When I began writing Weird Inhabitants of Sesqua Valley, Mythos Books published S. T.'s The Rise and Fall of the Cthulhu Mythos -- and that book so entranced me that I was determined that my new book would be a total Mythos-to-ye-core collection. In this I failed, and I failed because the Mythos and its relationship to "pure" Lovecraftian horror is still something I have not completely comprehended. I was certain, when I was writing "Into the Depths of Dreams and Madness," that I was writing a Cthulhu Mythos story -- but reading over the story now I find no Mythos "elements" at all. It is a tale of Lovecraftian horror. "An Eidolon of Nothing" is tainted absolutely by The Case of Charles Dexter Ward and uses a summoning of the power of Yog-Sothoth -- but that is its only Mythos element, if such it can be called.

This all fascinates me, and I look forward to gathering with other Mythos writers at MythosCon to debate and contemplate the nature of this beast we call the Cthulhu Mythos. The two newest anthologies of Lovecraftian tales that I have read, Lovecraft Unbound and Black Wings, cannot be called anthologies of Mythos fiction; indeed, Ellen forbade the inclusion of cliched Mythos elements, as she wrote in her introduction:

"I asked for stories inspired--thematically and possibly--by plot points in Lovecraft's mythos. What I wanted was variety: in tone, setting, point of view, time. In fact, I'd prefer not to have any direct reference in the story to Lovecraft or his works. No use of the words 'eldritch' or 'ichor,' and no mentions of Cthulhu or his minions. And especially, no tentacles."

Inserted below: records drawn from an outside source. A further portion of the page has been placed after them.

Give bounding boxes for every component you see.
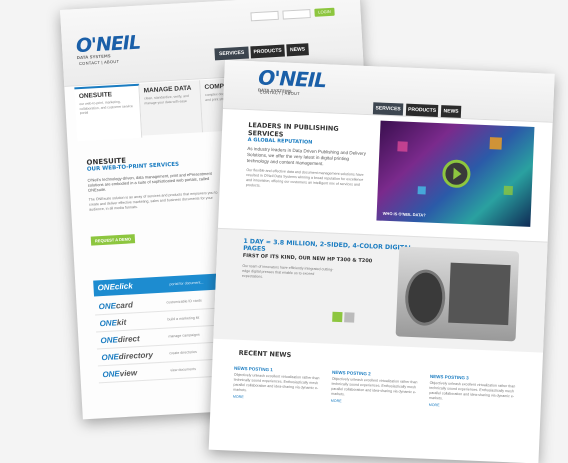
back-section: ONESUITE OUR WEB-TO-PRINT SERVICES O'Nei… [86, 151, 229, 213]
request-demo-button[interactable]: REQUEST A DEMO [90, 234, 136, 246]
back-login-username[interactable] [250, 10, 279, 22]
front-topnav-about[interactable]: ABOUT [285, 91, 300, 97]
tab-desc: our web-to-print, marketing, collaborati… [79, 99, 133, 116]
product-prefix: ONE [98, 301, 117, 312]
back-intro: O'Neil's technology-driven, data managem… [87, 170, 212, 193]
product-name: ONEdirectory [101, 350, 153, 362]
promo-band: 1 DAY = 3.8 MILLION, 2-SIDED, 4-COLOR DI… [213, 227, 548, 353]
news-title: RECENT NEWS [238, 348, 292, 360]
product-prefix: ONE [102, 369, 120, 380]
news-item-body: Objectively unleash excellent virtualiza… [233, 372, 320, 393]
promo-prev-button[interactable] [332, 311, 343, 323]
back-para2: The ONEsuite solution is an array of ser… [88, 190, 218, 212]
product-name: ONEview [102, 368, 137, 379]
product-suffix: view [119, 368, 138, 379]
tab-desc: clean, standardize, verify, and manage y… [143, 93, 189, 105]
back-list-header-desc: portal for document... [169, 280, 204, 287]
product-prefix: ONE [101, 352, 120, 363]
video-player[interactable]: WHO IS O'NEIL DATA? [376, 120, 535, 227]
product-desc: view documents [170, 366, 197, 373]
product-name: ONEdirect [100, 334, 140, 345]
video-pixel [397, 141, 408, 152]
product-desc: manage campaigns [168, 332, 200, 339]
front-page: O'NEIL DATA SYSTEMS CONTACT | ABOUT SERV… [208, 60, 555, 463]
video-pixel [503, 185, 513, 196]
back-topnav-about[interactable]: ABOUT [104, 59, 120, 65]
hero-body: As industry leaders in Data Driven Publi… [246, 146, 367, 167]
front-nav-news[interactable]: NEWS [440, 105, 462, 118]
product-desc: build a marketing kit [167, 315, 200, 322]
product-suffix: card [115, 300, 134, 311]
back-nav-products[interactable]: PRODUCTS [250, 44, 285, 59]
back-tab-manage-data[interactable]: MANAGE DATA clean, standardize, verify, … [139, 80, 204, 136]
printer-roll [404, 268, 447, 327]
hero-small: Our flexible and effective data and docu… [245, 167, 364, 188]
printer-body [448, 262, 511, 326]
news-item[interactable]: NEWS POSTING 3 Objectively unleash excel… [429, 374, 518, 411]
back-nav-services[interactable]: SERVICES [214, 46, 250, 61]
back-login-password[interactable] [282, 9, 311, 20]
front-hero: LEADERS IN PUBLISHING SERVICES A GLOBAL … [246, 121, 373, 193]
front-topnav-contact[interactable]: CONTACT [260, 89, 281, 95]
news-item-body: Objectively unleash excellent virtualiza… [331, 376, 418, 397]
promo-text: 1 DAY = 3.8 MILLION, 2-SIDED, 4-COLOR DI… [242, 238, 414, 286]
product-suffix: kit [116, 317, 127, 328]
front-nav-services[interactable]: SERVICES [372, 102, 404, 116]
video-caption: WHO IS O'NEIL DATA? [382, 210, 426, 218]
back-tab-onesuite[interactable]: ONESUITE our web-to-print, marketing, co… [74, 83, 143, 142]
product-suffix: directory [118, 350, 154, 362]
promo-next-button[interactable] [344, 312, 355, 323]
play-icon[interactable] [441, 159, 472, 189]
product-name: ONEkit [99, 318, 126, 328]
product-desc: create directories [169, 349, 197, 356]
product-suffix: direct [117, 334, 140, 345]
product-prefix: ONE [99, 318, 118, 329]
front-nav-products[interactable]: PRODUCTS [405, 103, 439, 117]
news-item-body: Objectively unleash excellent virtualiza… [428, 380, 516, 401]
back-login-button[interactable]: LOGIN [314, 7, 335, 17]
printer-image [395, 246, 520, 342]
video-pixel [417, 186, 426, 195]
back-logo[interactable]: O'NEIL DATA SYSTEMS [75, 32, 140, 61]
back-list-header-title: ONEclick [97, 281, 133, 293]
product-name: ONEcard [98, 300, 133, 311]
product-desc: customizable ID cards [166, 298, 202, 305]
news-item[interactable]: NEWS POSTING 1 Objectively unleash excel… [233, 366, 322, 403]
product-prefix: ONE [100, 335, 119, 346]
video-pixel [489, 137, 502, 150]
news-item[interactable]: NEWS POSTING 2 Objectively unleash excel… [331, 370, 420, 407]
back-nav-news[interactable]: NEWS [286, 43, 309, 57]
promo-body: Our team of innovators have efficiently … [241, 263, 334, 279]
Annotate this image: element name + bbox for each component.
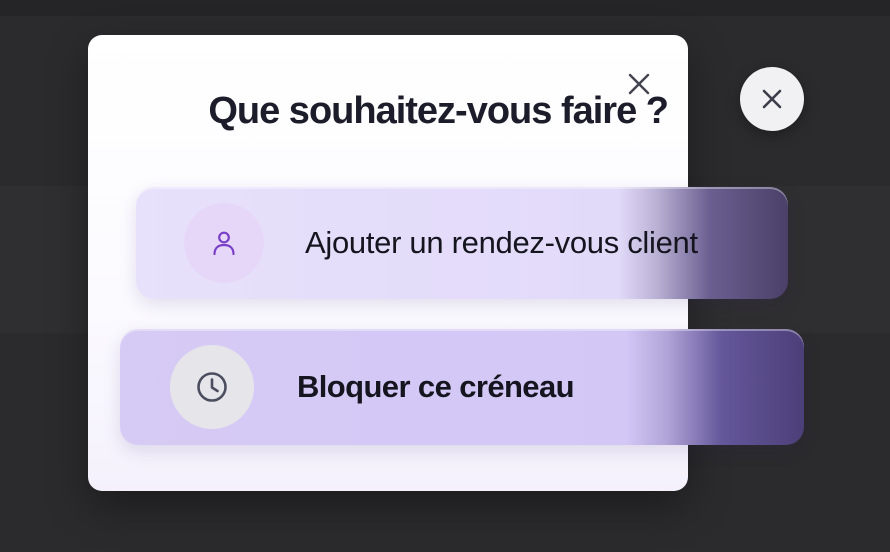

This is very near to what I was striving to do with Tales of Lovecraftian Horror, but it is even more extreme. I allow'd mention of shoggoths and such. Anyway, I hope to see many of you at MythosCon next year, where we can discuss these things, and celebrate the wonder that is H. P. Lovecraft.

Comments

  1. Now I cannot figure out how to return to that blog and edit/continue. Anyway, the link ain't working, in that it doesn't allow ye to click onit. I'm so clueless at this computer hoodoo. Let's try this:

    http://www.mythoscon.org

    and see if that works. MythosCon is simply going to be the coolest gathering of Cthulhu Mythos freaks ever. So many wonderful writers and artists that I've been longing to meet are on the members list. I think we are still exploring aspects of the Cthulhu Mythos, what it is, how it is different from Lovecraftian horror. I think I shall discuss this properly in another blog.